Restaurant jobs do not function like nine-to-five jobs. The work load for every shift can differ drastically depending on the day of the week, time of day or even season. Under the current system, the top waiters or most senior staff prefer to be assigned the busiest shifts where they have the opportunity to make the most money. Under a salaried system, that dynamic will likely change (although some restaurateurs like Meyer have suggested “revenue sharing” models to keep staff motivated). Whether you work in the kitchen or on the floor as a server, there will be no incentive to work on busy nights anymore if you are paid salary or weekly shift pay.
Amanda Cohen the chef/owner of Dirt Candy was one of the first New York restaurateurs to eliminate tipping.

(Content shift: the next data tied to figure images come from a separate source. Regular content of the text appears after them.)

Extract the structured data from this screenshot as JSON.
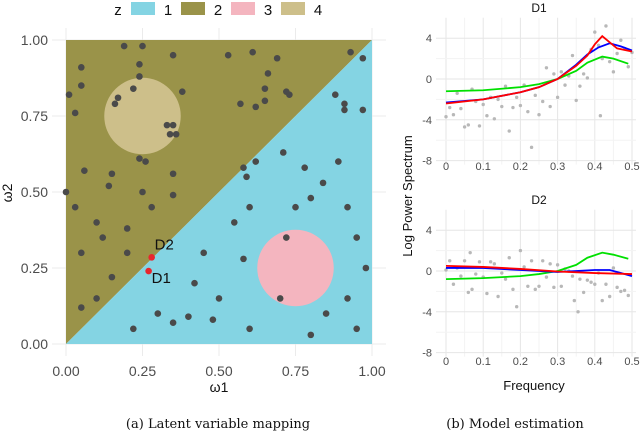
{
  "chart_data": [
    {
      "type": "scatter",
      "caption": "(a)  Latent variable mapping",
      "xlabel": "ω1",
      "ylabel": "ω2",
      "xlim": [
        0,
        1
      ],
      "ylim": [
        0,
        1
      ],
      "xticks": [
        "0.00",
        "0.25",
        "0.50",
        "0.75",
        "1.00"
      ],
      "yticks": [
        "0.00",
        "0.25",
        "0.50",
        "0.75",
        "1.00"
      ],
      "grid": true,
      "legend": {
        "title": "z",
        "placement": "top",
        "entries": [
          {
            "label": "1",
            "color": "#84d4e3"
          },
          {
            "label": "2",
            "color": "#9a9349"
          },
          {
            "label": "3",
            "color": "#f4b5bf"
          },
          {
            "label": "4",
            "color": "#cdbf8a"
          }
        ]
      },
      "regions": [
        {
          "z": "2",
          "shape": "triangle above diagonal ω2>ω1"
        },
        {
          "z": "1",
          "shape": "triangle below diagonal ω2<ω1"
        },
        {
          "z": "4",
          "shape": "circle",
          "center": [
            0.25,
            0.75
          ],
          "radius": 0.125
        },
        {
          "z": "3",
          "shape": "circle",
          "center": [
            0.75,
            0.25
          ],
          "radius": 0.125
        }
      ],
      "point_color": "#4a4a4a",
      "points": [
        [
          0.19,
          0.98
        ],
        [
          0.25,
          0.98
        ],
        [
          0.35,
          0.95
        ],
        [
          0.53,
          0.95
        ],
        [
          0.61,
          0.96
        ],
        [
          0.69,
          0.94
        ],
        [
          0.66,
          0.89
        ],
        [
          0.05,
          0.91
        ],
        [
          0.05,
          0.85
        ],
        [
          0.24,
          0.92
        ],
        [
          0.24,
          0.88
        ],
        [
          0.22,
          0.84
        ],
        [
          0.17,
          0.81
        ],
        [
          0.16,
          0.79
        ],
        [
          0.01,
          0.82
        ],
        [
          0.03,
          0.76
        ],
        [
          0.38,
          0.83
        ],
        [
          0.57,
          0.79
        ],
        [
          0.62,
          0.78
        ],
        [
          0.65,
          0.8
        ],
        [
          0.65,
          0.84
        ],
        [
          0.72,
          0.83
        ],
        [
          0.73,
          0.82
        ],
        [
          0.33,
          0.72
        ],
        [
          0.35,
          0.72
        ],
        [
          0.34,
          0.69
        ],
        [
          0.36,
          0.69
        ],
        [
          0.24,
          0.61
        ],
        [
          0.26,
          0.6
        ],
        [
          0.06,
          0.57
        ],
        [
          0.15,
          0.56
        ],
        [
          0.14,
          0.52
        ],
        [
          0.25,
          0.5
        ],
        [
          0.35,
          0.56
        ],
        [
          0.35,
          0.49
        ],
        [
          0.0,
          0.5
        ],
        [
          0.1,
          0.4
        ],
        [
          0.2,
          0.38
        ],
        [
          0.05,
          0.3
        ],
        [
          0.12,
          0.35
        ],
        [
          0.15,
          0.22
        ],
        [
          0.1,
          0.15
        ],
        [
          0.05,
          0.12
        ],
        [
          0.2,
          0.3
        ],
        [
          0.03,
          0.45
        ],
        [
          0.28,
          0.45
        ],
        [
          0.88,
          0.82
        ],
        [
          0.91,
          0.79
        ],
        [
          0.91,
          0.77
        ],
        [
          0.97,
          0.77
        ],
        [
          0.93,
          0.96
        ],
        [
          0.97,
          0.94
        ],
        [
          0.89,
          0.6
        ],
        [
          0.71,
          0.63
        ],
        [
          0.62,
          0.6
        ],
        [
          0.58,
          0.58
        ],
        [
          0.59,
          0.55
        ],
        [
          0.78,
          0.58
        ],
        [
          0.84,
          0.53
        ],
        [
          0.8,
          0.48
        ],
        [
          0.75,
          0.45
        ],
        [
          0.92,
          0.45
        ],
        [
          0.6,
          0.45
        ],
        [
          0.55,
          0.4
        ],
        [
          0.45,
          0.3
        ],
        [
          0.58,
          0.28
        ],
        [
          0.95,
          0.35
        ],
        [
          0.98,
          0.25
        ],
        [
          0.92,
          0.15
        ],
        [
          0.85,
          0.1
        ],
        [
          0.7,
          0.15
        ],
        [
          0.48,
          0.08
        ],
        [
          0.35,
          0.07
        ],
        [
          0.22,
          0.05
        ],
        [
          0.3,
          0.1
        ],
        [
          0.6,
          0.05
        ],
        [
          0.8,
          0.03
        ],
        [
          0.95,
          0.05
        ],
        [
          0.42,
          0.2
        ],
        [
          0.5,
          0.15
        ],
        [
          0.72,
          0.35
        ],
        [
          0.4,
          0.09
        ]
      ],
      "highlighted": [
        {
          "label": "D2",
          "point": [
            0.28,
            0.285
          ],
          "color": "#e8262e"
        },
        {
          "label": "D1",
          "point": [
            0.27,
            0.24
          ],
          "color": "#e8262e"
        }
      ]
    },
    {
      "type": "line",
      "caption": "(b)  Model estimation",
      "xlabel": "Frequency",
      "ylabel": "Log Power Spectrum",
      "xlim": [
        0,
        0.5
      ],
      "ylim": [
        -8,
        6
      ],
      "xticks": [
        "0",
        "0.1",
        "0.2",
        "0.3",
        "0.4",
        "0.5"
      ],
      "yticks": [
        "-8",
        "-4",
        "0",
        "4"
      ],
      "grid": true,
      "panels": [
        {
          "title": "D1",
          "series": [
            {
              "color": "#00e000",
              "x": [
                0,
                0.1,
                0.2,
                0.25,
                0.3,
                0.35,
                0.38,
                0.42,
                0.45,
                0.49
              ],
              "y": [
                -1.2,
                -1.1,
                -0.8,
                -0.5,
                0,
                0.8,
                1.6,
                2.2,
                2.0,
                1.5
              ]
            },
            {
              "color": "#0000ff",
              "x": [
                0,
                0.1,
                0.2,
                0.25,
                0.3,
                0.35,
                0.38,
                0.41,
                0.44,
                0.47,
                0.5
              ],
              "y": [
                -2.3,
                -2.0,
                -1.3,
                -0.8,
                0,
                1.4,
                2.4,
                3.1,
                3.5,
                3.2,
                2.8
              ]
            },
            {
              "color": "#ff0000",
              "x": [
                0,
                0.1,
                0.2,
                0.25,
                0.3,
                0.35,
                0.38,
                0.4,
                0.42,
                0.44,
                0.46,
                0.5
              ],
              "y": [
                -2.4,
                -2.0,
                -1.3,
                -0.8,
                0,
                1.3,
                2.3,
                3.4,
                4.2,
                3.6,
                3.0,
                2.7
              ]
            }
          ],
          "scatter": [
            [
              0,
              -3.7
            ],
            [
              0.01,
              -2.8
            ],
            [
              0.02,
              -3.5
            ],
            [
              0.03,
              -1.4
            ],
            [
              0.04,
              -2.9
            ],
            [
              0.05,
              -4.7
            ],
            [
              0.06,
              -4.5
            ],
            [
              0.07,
              -1.0
            ],
            [
              0.08,
              -2.2
            ],
            [
              0.09,
              -4.6
            ],
            [
              0.1,
              -2.5
            ],
            [
              0.11,
              -3.6
            ],
            [
              0.12,
              -1.8
            ],
            [
              0.13,
              -3.9
            ],
            [
              0.14,
              -2.0
            ],
            [
              0.15,
              -2.7
            ],
            [
              0.16,
              -0.7
            ],
            [
              0.17,
              -5.1
            ],
            [
              0.18,
              -2.8
            ],
            [
              0.19,
              -1.8
            ],
            [
              0.2,
              -2.6
            ],
            [
              0.21,
              -0.6
            ],
            [
              0.22,
              -3.2
            ],
            [
              0.23,
              -6.7
            ],
            [
              0.24,
              -1.6
            ],
            [
              0.25,
              -3.5
            ],
            [
              0.26,
              -2.2
            ],
            [
              0.27,
              1.1
            ],
            [
              0.28,
              -2.7
            ],
            [
              0.29,
              0.5
            ],
            [
              0.3,
              -1.8
            ],
            [
              0.31,
              0.7
            ],
            [
              0.32,
              -0.6
            ],
            [
              0.33,
              0.3
            ],
            [
              0.34,
              2.3
            ],
            [
              0.35,
              -2.1
            ],
            [
              0.36,
              -0.7
            ],
            [
              0.37,
              0.5
            ],
            [
              0.38,
              0.1
            ],
            [
              0.39,
              2.9
            ],
            [
              0.4,
              4.6
            ],
            [
              0.41,
              3.3
            ],
            [
              0.415,
              -3.6
            ],
            [
              0.42,
              2.0
            ],
            [
              0.43,
              5.2
            ],
            [
              0.44,
              1.7
            ],
            [
              0.45,
              0.7
            ],
            [
              0.46,
              2.5
            ],
            [
              0.47,
              3.8
            ],
            [
              0.48,
              3.0
            ],
            [
              0.49,
              1.2
            ],
            [
              0.5,
              2.6
            ]
          ]
        },
        {
          "title": "D2",
          "series": [
            {
              "color": "#00e000",
              "x": [
                0,
                0.1,
                0.2,
                0.25,
                0.3,
                0.35,
                0.38,
                0.42,
                0.45,
                0.49
              ],
              "y": [
                -0.8,
                -0.7,
                -0.5,
                -0.3,
                0,
                0.6,
                1.3,
                1.8,
                1.6,
                1.2
              ]
            },
            {
              "color": "#0000ff",
              "x": [
                0,
                0.1,
                0.2,
                0.3,
                0.35,
                0.4,
                0.44,
                0.47,
                0.5
              ],
              "y": [
                0.3,
                0.3,
                0.1,
                -0.1,
                0.0,
                0.1,
                0.1,
                -0.2,
                -0.5
              ]
            },
            {
              "color": "#ff0000",
              "x": [
                0,
                0.1,
                0.2,
                0.3,
                0.4,
                0.5
              ],
              "y": [
                0.5,
                0.4,
                0.2,
                -0.05,
                -0.2,
                -0.3
              ]
            }
          ],
          "scatter": [
            [
              0,
              0.1
            ],
            [
              0.01,
              1.0
            ],
            [
              0.02,
              -1.3
            ],
            [
              0.03,
              0.3
            ],
            [
              0.04,
              -0.5
            ],
            [
              0.05,
              1.0
            ],
            [
              0.06,
              -2.1
            ],
            [
              0.065,
              1.8
            ],
            [
              0.07,
              -1.8
            ],
            [
              0.08,
              -0.3
            ],
            [
              0.09,
              0.9
            ],
            [
              0.1,
              -0.6
            ],
            [
              0.11,
              -2.2
            ],
            [
              0.12,
              0.9
            ],
            [
              0.13,
              0.7
            ],
            [
              0.14,
              -2.5
            ],
            [
              0.15,
              -0.2
            ],
            [
              0.16,
              -0.8
            ],
            [
              0.17,
              1.3
            ],
            [
              0.18,
              -1.8
            ],
            [
              0.19,
              -3.5
            ],
            [
              0.2,
              2.0
            ],
            [
              0.21,
              0.4
            ],
            [
              0.22,
              -1.5
            ],
            [
              0.23,
              1.0
            ],
            [
              0.24,
              -1.8
            ],
            [
              0.25,
              -1.5
            ],
            [
              0.26,
              1.0
            ],
            [
              0.27,
              -0.6
            ],
            [
              0.28,
              0.7
            ],
            [
              0.29,
              -1.6
            ],
            [
              0.3,
              0.6
            ],
            [
              0.31,
              -1.5
            ],
            [
              0.32,
              0.2
            ],
            [
              0.33,
              0.0
            ],
            [
              0.34,
              -0.5
            ],
            [
              0.345,
              -2.9
            ],
            [
              0.355,
              -4.0
            ],
            [
              0.36,
              -0.8
            ],
            [
              0.37,
              -2.1
            ],
            [
              0.38,
              -0.9
            ],
            [
              0.39,
              -1.1
            ],
            [
              0.4,
              -1.3
            ],
            [
              0.41,
              -0.2
            ],
            [
              0.42,
              -2.9
            ],
            [
              0.43,
              -1.3
            ],
            [
              0.44,
              -2.5
            ],
            [
              0.45,
              0.3
            ],
            [
              0.46,
              -1.6
            ],
            [
              0.47,
              -2.0
            ],
            [
              0.48,
              -1.9
            ],
            [
              0.49,
              -2.4
            ]
          ]
        }
      ]
    }
  ]
}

It is unrealistic to think that eliminating tips will work everywhere. Restaurants like those operated by USHG and Amanda Cohen’s East Village veggie-centric Dirt Candy (one of the first to experiment with eliminating tipping) have a much greater chance to succeed implementing this formula because they are busy. In the case of USHG, their restaurants are established enough that they have pricing power to move to a menu that has the cost of service (er…hospitality) baked in. But what about restaurants who struggle to fill the seats? Will they be able to subsidize a server’s salary while they wait for revenues to catch up? In the nascent years of a restaurant’s fragile development, it may not have enough milky teats to nourish its entire staff at full salary. Shifting the burden for paying servers onto the customer is probably an important reason why the tipping system has outlasted its critics all these years. This is a fact that is conveniently ignored in the tipping debate: When a restaurant is suffering, the FOH eases the financial burden through it’s artificially depressed wages. You don’t hear too many people heralding their sacrifice in the bad times. Yet, you can be sure they will always be villainized when a restaurant flourishes.
This is not a defense of tipping as much as it is a caveat to those who view this action by Danny Meyer as a messianic act. As brave as we think it is, there will be a long learning curve. We agree that tipping is an arcane convention of the restaurant world that deserves revision. We just know that it’s going to take more than a few drafts to get it right.